Re: [boost] [interprocess] boost::hash - different values for the same input? - Boost

Re: [boost] [interprocess] boost::hash - different values for the same input?

older
Any-Range containing transformed...

Daniel James

13 Jan 2016 13 Jan '16

10:07 p.m.

I altered the subject to include interprocess, since this is relevant there. On 9 December 2015 at 20:13, trafdev <trafdev@mail.ru> wrote:

...

As per hash_range docs (http://www.boost.org/doc/libs/1_59_0/doc/html/hash/reference.html#boost.hash...):

"This hash function is not intended for general use, and isn't guaranteed to be equal during separate runs of a program - so please don't use it for any persistent storage or communication."

As per code (http://www.boost.org/doc/libs/1_59_0/boost/functional/hash/hash.hpp) it uses hash_combine_impl which doesn't use any random, process_id etc values which might change during new process launches.

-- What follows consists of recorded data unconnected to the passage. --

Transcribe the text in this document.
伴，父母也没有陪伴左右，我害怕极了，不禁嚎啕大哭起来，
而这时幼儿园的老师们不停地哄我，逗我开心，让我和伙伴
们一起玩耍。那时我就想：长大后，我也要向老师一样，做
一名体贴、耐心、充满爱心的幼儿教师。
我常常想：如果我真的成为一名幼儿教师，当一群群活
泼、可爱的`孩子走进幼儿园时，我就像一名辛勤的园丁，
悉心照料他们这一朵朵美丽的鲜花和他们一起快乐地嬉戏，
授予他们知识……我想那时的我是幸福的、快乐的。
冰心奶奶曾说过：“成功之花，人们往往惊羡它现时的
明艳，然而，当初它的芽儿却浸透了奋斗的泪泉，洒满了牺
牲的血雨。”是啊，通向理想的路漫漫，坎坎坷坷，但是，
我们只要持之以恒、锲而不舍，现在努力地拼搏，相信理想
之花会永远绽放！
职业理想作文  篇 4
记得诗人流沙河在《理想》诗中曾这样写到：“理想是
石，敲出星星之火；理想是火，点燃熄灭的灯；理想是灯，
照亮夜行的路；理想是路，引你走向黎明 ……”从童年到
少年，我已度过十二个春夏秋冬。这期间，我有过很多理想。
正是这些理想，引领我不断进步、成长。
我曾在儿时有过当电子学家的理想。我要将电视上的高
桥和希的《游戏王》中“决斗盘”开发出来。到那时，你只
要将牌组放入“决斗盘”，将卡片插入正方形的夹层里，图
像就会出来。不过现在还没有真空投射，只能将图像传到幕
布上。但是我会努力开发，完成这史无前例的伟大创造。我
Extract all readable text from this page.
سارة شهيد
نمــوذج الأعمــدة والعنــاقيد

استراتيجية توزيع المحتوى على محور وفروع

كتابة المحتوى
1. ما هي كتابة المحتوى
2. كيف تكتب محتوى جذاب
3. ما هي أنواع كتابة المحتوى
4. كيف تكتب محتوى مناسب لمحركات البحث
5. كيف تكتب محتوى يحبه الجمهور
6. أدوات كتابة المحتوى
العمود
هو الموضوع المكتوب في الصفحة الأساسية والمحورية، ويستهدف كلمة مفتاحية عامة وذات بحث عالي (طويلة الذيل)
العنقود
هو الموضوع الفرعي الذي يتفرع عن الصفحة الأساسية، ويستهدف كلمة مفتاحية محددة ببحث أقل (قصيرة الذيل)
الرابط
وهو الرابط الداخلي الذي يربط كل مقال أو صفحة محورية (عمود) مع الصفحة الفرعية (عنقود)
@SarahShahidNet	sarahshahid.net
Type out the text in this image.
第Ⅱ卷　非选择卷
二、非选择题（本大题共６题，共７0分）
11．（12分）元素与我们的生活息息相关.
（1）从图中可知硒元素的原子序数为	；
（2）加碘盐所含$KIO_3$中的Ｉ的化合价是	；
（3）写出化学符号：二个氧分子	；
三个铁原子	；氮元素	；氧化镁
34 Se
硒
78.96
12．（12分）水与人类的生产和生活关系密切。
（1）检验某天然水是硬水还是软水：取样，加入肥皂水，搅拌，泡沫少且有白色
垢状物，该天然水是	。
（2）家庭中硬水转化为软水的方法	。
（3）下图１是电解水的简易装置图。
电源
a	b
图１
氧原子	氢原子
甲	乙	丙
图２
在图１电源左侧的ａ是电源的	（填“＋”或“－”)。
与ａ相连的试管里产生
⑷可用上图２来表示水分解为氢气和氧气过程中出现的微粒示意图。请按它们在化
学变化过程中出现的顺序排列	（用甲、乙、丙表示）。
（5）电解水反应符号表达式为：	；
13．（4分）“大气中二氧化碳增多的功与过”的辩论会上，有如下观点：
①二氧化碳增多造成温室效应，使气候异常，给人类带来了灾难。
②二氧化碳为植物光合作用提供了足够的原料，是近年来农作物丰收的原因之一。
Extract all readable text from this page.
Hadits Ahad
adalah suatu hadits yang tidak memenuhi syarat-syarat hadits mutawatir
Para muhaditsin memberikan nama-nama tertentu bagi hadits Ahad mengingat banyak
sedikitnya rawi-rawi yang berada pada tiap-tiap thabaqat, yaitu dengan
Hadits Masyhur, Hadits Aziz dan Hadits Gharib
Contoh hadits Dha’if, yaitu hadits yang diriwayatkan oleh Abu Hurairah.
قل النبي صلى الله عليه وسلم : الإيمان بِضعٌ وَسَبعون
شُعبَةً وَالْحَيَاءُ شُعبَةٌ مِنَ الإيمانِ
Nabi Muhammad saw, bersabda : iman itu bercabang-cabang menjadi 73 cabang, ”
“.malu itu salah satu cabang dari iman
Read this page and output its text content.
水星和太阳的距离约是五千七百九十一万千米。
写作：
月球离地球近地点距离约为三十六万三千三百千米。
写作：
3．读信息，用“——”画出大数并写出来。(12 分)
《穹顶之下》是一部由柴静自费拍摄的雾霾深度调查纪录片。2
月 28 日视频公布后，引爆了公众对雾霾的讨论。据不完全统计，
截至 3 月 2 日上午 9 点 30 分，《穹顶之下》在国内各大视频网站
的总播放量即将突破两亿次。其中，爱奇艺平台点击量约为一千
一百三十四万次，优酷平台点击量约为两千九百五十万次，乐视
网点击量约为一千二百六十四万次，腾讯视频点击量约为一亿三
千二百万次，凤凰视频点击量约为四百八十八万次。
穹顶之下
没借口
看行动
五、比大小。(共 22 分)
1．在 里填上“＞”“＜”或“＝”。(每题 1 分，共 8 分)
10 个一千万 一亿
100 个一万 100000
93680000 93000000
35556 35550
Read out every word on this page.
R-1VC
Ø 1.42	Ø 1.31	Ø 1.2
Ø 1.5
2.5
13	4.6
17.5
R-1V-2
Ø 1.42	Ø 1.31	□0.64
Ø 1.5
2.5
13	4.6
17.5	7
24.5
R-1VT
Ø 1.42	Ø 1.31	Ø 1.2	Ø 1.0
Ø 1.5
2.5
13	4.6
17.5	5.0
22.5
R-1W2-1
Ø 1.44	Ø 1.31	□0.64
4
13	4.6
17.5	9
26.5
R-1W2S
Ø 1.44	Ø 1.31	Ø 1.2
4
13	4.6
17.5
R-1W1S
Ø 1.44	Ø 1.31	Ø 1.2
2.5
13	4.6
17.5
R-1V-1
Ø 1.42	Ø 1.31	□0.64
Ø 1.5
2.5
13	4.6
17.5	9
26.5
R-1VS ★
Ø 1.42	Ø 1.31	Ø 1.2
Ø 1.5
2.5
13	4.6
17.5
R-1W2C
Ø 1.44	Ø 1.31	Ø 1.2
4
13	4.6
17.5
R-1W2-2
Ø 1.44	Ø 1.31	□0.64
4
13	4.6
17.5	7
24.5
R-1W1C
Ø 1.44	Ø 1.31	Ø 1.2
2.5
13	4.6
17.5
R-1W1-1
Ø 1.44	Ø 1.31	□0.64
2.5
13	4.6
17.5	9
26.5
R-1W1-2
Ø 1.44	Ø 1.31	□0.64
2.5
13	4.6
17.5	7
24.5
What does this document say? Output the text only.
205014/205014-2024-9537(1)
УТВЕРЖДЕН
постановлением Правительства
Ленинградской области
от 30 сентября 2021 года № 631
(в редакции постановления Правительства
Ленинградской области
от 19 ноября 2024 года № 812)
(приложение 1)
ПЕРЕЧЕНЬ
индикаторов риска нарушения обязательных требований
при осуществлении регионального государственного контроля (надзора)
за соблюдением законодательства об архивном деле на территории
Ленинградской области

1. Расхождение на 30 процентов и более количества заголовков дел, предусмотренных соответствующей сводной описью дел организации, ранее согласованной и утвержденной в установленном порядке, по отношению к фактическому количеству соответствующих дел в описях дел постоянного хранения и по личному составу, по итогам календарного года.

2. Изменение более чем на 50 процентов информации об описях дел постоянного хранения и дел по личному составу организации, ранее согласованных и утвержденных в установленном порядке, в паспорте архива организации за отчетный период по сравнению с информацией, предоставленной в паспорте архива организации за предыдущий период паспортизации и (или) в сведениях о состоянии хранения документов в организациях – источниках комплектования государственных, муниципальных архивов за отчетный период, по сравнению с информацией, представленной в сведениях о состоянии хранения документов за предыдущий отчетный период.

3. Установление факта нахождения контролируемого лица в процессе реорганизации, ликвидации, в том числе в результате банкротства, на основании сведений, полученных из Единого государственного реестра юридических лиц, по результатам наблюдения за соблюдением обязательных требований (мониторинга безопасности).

At the same time, in an example describing container usage in the shared memory (http://www.boost.org/doc/libs/1_59_0/doc/html/interprocess/allocators_contai...), boost::hash is being used:

typedef boost::unordered_map < KeyType , MappedType , boost::hash<KeyType> ,std::equal_to<KeyType> , ShmemAllocator> MyHashMap;

My question is: is it safe to use boost::hash in a shared (persistent) storage or it's safe only for a particular (non-pointer) types?

In this case, boost::hash docs should be changed to mention this exceptions, because otherwise no one could use boost::hash in a shared memory containers.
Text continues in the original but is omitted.